The Parish Church of Santiago do Iguape was constructed of mixed masonry of stone and brick. Its frontispiece is "extremely elegant" and is in the rococo Dona Maria I style. It is divided by sandstone pilasters, five portals superimposed by five windows at the choir level. The portals and windows are framed in lioz stone imported from Portugal; they have elaborate garland decoration borders. The facade is surmounted by an ornate baroque-style pediment. The church has two bell towers with gables at each side of the pediment. The bell gables have bulbous towers covered in glazed china fragments and azulejos, a feature found in numerous churches in Salvador and Recôncavo region.
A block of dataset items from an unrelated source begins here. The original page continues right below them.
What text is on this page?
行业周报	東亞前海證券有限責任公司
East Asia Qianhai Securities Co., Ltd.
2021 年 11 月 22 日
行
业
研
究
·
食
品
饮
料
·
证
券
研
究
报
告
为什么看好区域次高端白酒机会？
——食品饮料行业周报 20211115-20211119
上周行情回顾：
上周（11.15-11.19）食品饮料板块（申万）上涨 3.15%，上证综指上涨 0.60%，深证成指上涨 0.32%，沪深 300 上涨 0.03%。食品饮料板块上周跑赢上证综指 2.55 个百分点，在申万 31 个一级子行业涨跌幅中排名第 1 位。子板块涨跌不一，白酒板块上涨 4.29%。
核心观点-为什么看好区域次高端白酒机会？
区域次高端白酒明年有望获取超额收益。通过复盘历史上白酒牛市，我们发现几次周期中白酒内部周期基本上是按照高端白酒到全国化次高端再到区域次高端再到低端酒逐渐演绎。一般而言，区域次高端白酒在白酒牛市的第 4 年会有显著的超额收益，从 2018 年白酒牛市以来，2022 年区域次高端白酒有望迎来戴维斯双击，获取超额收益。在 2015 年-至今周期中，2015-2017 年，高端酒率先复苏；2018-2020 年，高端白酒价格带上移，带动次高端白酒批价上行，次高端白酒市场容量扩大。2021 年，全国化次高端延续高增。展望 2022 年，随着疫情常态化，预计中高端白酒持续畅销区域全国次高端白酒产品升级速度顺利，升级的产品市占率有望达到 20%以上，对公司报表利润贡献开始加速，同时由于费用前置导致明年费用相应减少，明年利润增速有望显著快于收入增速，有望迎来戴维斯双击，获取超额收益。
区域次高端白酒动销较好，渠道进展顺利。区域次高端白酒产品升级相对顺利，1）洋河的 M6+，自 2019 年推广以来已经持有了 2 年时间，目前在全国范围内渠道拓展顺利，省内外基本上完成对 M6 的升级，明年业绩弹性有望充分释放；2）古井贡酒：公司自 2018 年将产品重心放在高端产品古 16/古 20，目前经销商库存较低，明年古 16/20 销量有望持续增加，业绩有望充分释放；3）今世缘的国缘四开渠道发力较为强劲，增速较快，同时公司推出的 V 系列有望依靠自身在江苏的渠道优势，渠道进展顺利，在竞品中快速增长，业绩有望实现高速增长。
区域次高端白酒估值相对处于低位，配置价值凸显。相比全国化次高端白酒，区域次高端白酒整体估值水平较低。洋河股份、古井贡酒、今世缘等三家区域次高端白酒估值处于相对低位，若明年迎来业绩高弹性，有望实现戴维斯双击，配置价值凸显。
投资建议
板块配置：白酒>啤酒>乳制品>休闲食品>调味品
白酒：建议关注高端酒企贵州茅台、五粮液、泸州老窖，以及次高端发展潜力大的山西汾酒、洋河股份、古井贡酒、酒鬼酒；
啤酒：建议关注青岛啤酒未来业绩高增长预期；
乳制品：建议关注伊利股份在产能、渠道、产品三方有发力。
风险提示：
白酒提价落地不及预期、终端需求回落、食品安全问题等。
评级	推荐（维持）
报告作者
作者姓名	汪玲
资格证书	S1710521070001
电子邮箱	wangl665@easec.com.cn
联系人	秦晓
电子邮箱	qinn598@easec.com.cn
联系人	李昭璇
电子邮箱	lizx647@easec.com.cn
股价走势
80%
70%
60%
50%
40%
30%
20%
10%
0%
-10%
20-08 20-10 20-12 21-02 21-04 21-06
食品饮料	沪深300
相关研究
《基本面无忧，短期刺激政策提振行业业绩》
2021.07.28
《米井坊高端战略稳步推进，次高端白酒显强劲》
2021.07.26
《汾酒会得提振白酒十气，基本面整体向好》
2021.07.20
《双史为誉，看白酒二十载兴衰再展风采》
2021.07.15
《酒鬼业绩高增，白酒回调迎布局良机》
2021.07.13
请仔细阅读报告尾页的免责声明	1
The east, west, and rear facades of the church were never completed and lack any ornamentation.

===Interior===

The interior of the church has a rectangular plan with a single nave. It has two side aisles superposed by tribunes and a transversal sacristy; these are features common to churches of the period.

The interior has few decorative features and is considered unfinished. The chancel arch, balconies of the tribunes, and presbytery have simple ashlar facings; a lavabo is located in the sacristy. The chancel has semi-industrial tiles imported from Portugal in blue and white.

==Protected status==

The Parish Church of Santiago do Iguape was listed as a historic structure by the National Institute of Historic and Artistic Heritage in 1960. It was listed in the Book of Historical Works no. 575.